Wagner:  Yes, she is a matriarch of Frankenmuth, an instrumentalist. They actually wrote a song about her some time ago, but I don’t really remember who did it.

Greta Van Fleet

GW: So you were sort of like Ringo coming into the Beatles as the strange man out as the rest of your band are real brothers.

Wagner: Yeah it was a lot like Ringo and The Beatles I replaced the drummer, and they said your better you play drums. They tell you that your better but in your own mind you aren’t really sure.

GW: I have heard that you are actually a multi-instrumentalist especially on the albums.

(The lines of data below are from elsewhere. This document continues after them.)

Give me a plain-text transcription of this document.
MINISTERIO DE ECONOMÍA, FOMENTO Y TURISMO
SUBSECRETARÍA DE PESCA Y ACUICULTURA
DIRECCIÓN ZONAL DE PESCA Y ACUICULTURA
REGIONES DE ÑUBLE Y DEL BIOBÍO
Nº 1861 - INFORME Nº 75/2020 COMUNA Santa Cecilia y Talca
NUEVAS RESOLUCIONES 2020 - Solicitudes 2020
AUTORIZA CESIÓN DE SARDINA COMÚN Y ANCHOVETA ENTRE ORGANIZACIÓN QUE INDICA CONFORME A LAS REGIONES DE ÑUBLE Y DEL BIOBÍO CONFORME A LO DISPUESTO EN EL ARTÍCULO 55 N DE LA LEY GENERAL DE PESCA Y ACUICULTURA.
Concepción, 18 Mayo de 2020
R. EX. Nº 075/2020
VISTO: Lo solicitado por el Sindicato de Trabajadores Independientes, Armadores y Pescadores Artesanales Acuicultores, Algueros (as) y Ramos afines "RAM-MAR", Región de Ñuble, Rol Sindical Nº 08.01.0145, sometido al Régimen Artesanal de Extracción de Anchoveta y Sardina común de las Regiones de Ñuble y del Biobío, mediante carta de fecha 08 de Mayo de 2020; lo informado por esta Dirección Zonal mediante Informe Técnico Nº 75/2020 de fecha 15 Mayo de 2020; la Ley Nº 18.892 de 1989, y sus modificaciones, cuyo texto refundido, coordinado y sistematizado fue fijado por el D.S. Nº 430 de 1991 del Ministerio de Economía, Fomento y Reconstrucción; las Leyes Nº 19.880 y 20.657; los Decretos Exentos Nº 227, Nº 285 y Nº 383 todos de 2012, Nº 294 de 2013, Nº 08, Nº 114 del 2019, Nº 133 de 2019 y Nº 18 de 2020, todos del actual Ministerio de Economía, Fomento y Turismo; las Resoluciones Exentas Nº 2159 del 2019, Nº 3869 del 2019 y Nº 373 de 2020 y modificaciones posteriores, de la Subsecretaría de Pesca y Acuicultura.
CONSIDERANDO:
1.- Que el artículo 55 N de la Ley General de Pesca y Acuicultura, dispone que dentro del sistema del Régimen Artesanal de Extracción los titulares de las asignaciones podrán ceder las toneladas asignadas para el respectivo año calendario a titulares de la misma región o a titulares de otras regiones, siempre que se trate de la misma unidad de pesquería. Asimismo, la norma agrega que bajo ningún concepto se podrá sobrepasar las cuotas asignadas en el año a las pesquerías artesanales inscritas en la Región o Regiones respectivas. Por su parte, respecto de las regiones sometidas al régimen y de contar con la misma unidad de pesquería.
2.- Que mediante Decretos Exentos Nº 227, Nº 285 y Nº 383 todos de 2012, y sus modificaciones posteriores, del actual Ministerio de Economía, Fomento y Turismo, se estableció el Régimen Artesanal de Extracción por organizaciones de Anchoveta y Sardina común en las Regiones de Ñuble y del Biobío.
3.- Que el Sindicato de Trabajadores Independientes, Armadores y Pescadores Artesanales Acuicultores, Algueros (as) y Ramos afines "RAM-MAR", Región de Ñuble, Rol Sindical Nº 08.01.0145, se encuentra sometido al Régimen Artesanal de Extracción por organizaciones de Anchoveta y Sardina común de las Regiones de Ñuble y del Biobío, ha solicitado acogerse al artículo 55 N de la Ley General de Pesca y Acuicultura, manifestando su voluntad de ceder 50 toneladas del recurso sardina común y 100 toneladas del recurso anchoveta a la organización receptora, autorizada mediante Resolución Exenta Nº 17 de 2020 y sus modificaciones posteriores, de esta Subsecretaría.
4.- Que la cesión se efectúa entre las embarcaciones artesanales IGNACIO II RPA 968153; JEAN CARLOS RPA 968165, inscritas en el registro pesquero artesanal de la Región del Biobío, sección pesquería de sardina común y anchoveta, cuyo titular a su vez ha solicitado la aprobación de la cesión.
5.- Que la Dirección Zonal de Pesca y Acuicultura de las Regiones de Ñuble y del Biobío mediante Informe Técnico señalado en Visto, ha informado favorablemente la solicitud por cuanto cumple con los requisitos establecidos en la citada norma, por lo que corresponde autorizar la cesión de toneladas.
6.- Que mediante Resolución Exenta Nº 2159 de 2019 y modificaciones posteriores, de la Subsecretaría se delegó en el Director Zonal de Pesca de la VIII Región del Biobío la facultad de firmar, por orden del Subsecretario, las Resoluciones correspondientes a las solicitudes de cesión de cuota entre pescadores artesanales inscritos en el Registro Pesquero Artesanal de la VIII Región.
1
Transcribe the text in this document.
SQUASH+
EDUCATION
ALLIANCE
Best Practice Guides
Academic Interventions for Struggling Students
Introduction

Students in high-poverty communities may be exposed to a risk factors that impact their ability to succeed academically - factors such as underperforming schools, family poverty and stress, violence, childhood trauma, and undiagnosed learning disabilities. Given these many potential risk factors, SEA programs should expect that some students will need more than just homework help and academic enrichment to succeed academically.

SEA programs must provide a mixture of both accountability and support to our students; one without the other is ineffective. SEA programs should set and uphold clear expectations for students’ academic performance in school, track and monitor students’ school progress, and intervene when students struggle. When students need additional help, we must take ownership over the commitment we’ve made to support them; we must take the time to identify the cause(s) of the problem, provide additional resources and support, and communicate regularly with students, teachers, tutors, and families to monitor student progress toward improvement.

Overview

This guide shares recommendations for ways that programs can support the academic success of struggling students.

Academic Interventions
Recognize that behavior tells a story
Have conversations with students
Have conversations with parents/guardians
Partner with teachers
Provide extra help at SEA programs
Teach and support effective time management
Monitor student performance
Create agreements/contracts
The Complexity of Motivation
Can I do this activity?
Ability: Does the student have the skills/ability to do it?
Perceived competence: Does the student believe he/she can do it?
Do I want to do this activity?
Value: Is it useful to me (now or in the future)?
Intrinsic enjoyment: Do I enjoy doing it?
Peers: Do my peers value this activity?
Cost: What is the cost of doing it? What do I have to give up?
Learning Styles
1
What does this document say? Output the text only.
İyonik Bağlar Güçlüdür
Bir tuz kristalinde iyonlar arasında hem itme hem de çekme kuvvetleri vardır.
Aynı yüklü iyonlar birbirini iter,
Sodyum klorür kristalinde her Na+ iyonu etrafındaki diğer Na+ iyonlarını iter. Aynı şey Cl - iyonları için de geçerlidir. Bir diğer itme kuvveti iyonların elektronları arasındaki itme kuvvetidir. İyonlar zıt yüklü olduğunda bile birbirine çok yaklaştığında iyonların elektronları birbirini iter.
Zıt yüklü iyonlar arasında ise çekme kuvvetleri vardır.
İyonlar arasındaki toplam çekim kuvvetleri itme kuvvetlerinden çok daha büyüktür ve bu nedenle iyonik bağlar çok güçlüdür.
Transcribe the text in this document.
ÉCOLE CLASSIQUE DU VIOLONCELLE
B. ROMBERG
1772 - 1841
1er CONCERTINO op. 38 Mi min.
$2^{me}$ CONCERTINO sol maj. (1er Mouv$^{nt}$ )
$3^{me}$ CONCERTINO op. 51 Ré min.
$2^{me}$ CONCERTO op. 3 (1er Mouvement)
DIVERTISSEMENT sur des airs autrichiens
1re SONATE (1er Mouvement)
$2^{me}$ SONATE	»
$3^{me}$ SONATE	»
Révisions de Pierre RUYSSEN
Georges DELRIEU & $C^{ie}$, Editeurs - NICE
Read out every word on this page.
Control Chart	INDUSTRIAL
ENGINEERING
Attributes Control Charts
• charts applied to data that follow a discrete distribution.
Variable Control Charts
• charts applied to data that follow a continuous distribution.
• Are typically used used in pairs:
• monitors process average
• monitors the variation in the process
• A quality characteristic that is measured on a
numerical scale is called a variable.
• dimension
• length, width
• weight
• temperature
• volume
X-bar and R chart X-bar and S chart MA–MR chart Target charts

Wagner: Yes I can play Flute, Recorders, Mandolin and in the song Flower Power I play guitar on the record.

GW: So, who does the songwriting?

Wagner: It is split evenly %25 percent between the 4 of us. It is all one unit working together. Josh usually writes the lyrics because he is quickest at it, but we all contribute to the music.

Greta Van Fleet | Boulder, Colorado

GW: You are often compared musically to Led Zeppelin but I actually here more of a band like Janis Joplin and Big Brother and The Holding Company in your music.

Wagner: Well we listened to a lot of Big Brother, but I wish I had time to list all the old blues-rock bands we used to listen to. Everyone has their own perception of the Blues and their own execution of the Blues, and we definitely have huge Blues influences. We are Elvis fans too he had his own version of the Blues.

GW: You have been playing a lot of shows lately. Do ever find it hard to live in the moment?. Paul McCartney likes to stop in the middle of his live performances and says “Give me a moment to take it all in.”  Then he looks around at the audience and comments on the signs and sights he sees.

Wagner: He is one of my favorite artists. I am glad you told me that. It’s a whirlpool just constantly moving just constant momentum now. Every tour we go on seems like it is stepping up in every way. It is very surreal sometimes. I will keep that in mind in the future.